5.             Par décision du 19 août 2024, l'OCV a prononcé le retrait préventif du permis de conduire et du permis d'élève conducteur catégorie A de M. A______ pour une durée indéterminée et avec effet immédiat, ordonnant pour le surplus une expertise visant à évaluer son aptitude caractérielle à la conduite. L'infraction constatée le 28 juillet 2024 constituait un délit de chauffard qui incitait à concevoir des doutes sérieux concernant son aptitude à la conduite de véhicules à moteur.

6.             Par courrier du 20 août 2024, sous la plume de son avocat nouvellement constitué, M. A______ a demandé à l'OCV la suspension de la procédure administrative. À la découverte du dossier, il apparaissait que de nombreux éléments nourrissaient un doute important quant à la vitesse dénoncée et à l'infraction prétendument commise. S'il regrettait naturellement d'avoir vraisemblablement commis un excès de vitesse, celle-ci devait encore être établie à satisfaction afin d'éviter toute qualification excessive de la faute commise.

7.             Par acte du 30 août 2024, M. A______ a recouru auprès du Tribunal administratif de première instance (ci-après : le tribunal) contre la décision rendue le 19 août 2024 par l'OCV, concluant à ce qu'elle soit réformée en ce sens qu'aucun retrait de permis préventif ne soit prononcé et que son permis de conduire lui soit immédiatement restitué. Une équitable indemnité de CHF 2'595.- devait lui être versée.

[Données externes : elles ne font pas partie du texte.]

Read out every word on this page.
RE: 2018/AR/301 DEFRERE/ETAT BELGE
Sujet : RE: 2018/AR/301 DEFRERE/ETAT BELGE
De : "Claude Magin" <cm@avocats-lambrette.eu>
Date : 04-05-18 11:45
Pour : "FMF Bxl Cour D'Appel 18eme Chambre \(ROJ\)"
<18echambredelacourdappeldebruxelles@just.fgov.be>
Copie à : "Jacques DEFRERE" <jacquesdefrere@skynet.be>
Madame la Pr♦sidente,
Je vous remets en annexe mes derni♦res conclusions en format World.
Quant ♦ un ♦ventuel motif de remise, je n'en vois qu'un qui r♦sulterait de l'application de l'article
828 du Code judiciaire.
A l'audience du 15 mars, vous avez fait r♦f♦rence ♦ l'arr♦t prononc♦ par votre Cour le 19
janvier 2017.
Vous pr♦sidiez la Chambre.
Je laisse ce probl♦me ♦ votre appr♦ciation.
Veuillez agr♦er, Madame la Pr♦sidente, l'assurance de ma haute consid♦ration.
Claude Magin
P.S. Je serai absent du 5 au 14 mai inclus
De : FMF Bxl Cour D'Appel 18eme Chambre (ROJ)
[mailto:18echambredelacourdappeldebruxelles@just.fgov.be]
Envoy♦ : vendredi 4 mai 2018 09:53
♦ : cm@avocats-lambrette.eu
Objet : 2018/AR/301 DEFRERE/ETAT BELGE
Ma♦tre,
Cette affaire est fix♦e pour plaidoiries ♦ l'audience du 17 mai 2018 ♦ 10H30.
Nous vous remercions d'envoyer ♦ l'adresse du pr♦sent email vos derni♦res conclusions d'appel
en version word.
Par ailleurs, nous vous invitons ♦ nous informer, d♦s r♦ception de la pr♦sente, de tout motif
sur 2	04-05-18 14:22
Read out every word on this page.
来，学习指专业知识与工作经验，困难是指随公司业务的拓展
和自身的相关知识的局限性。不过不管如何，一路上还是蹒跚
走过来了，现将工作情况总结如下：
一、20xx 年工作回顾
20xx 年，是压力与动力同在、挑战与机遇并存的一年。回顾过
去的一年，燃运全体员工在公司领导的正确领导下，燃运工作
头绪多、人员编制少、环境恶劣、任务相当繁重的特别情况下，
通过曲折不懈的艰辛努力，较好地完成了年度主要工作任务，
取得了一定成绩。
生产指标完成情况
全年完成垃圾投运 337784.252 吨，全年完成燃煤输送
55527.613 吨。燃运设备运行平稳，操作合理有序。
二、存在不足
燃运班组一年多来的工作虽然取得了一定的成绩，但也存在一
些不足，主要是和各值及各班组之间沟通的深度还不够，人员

Hormis le fait qu'en l'occurrence, l'infraction était contestée pénalement, un délit de chauffard devait, selon la volonté claire du législateur, faire l'objet d'un retrait d'admonestation et non pas d'un retrait de sécurité de durée indéterminée.

En outre, le retrait préventif était contraire à la jurisprudence, qui ne retenait pas qu'un délit de chauffard puisse entraîner un doute suffisant sur l'aptitude à la conduite, au point de retirer immédiatement le permis de conduire, à moins de circonstances telles qu'antécédents ou en cas de danger immédiat, et non pas abstrait, pour les autres usagers de la route.

Enfin, le retrait préventif était illégal dans la mesure où il n'avait pas été prononcé dans les 10 jours à compter de la saisir du permis de conduire par la police.

8.             Par écritures du 19 septembre 2024, l'OCV a conclu au rejet du recours.

M. A______ avait reconnu lors de son audition par la police, puis dans son courrier du 14 août 2024, qu'il avait accéléré au guidon de son motocycle sans regarder à quelle vitesse il roulait. La vitesse maximale autorisée de 80 km/h avait été dépassée de plus du double, à 173 km/h, marge de sécurité déduite. Par ce comportement, il dénotait un réel manque d'égards envers les autres usagers de la route, même potentiels, qui n'avaient pas à compter avec des véhicules aussi rapides. Il avait pris le risque de ne pas pouvoir réagir suffisamment tôt en cas de survenance d'un danger, en cas de perte de maîtrise du véhicule ou d'obstacle sur la chaussée. L'importance de l'excès de vitesse commis constituait un délit de chauffard et incitait à concevoir des doutes sérieux quant à son aptitude caractérielle à la conduite des véhicules à moteur. La décision litigieuse était ainsi fondée.

Il résulte du dossier transmis au tribunal par l'OCV qu'avant les faits qui se sont déroulés le 28 juillet 2024, M. A______ n'a eu pour seul antécédent qu'un avertissement prononcé le 16 janvier 2024 pour une faute légère, soit pour avoir dépassé de 16 km/h, marge de sécurité déduite, la vitesse maximale autorisée sur le pont du Mont-Blanc, à Genève, le 6 septembre 2023.

9.             Par courrier du 26 septembre 2024, le tribunal a invité l'OCV à se déterminer expressément sur le bien-fondé de l'argument développé par le recourant concernant les conséquences du dépassement du délai de 10 jours à compter de la saisie de son permis de conduire par la police.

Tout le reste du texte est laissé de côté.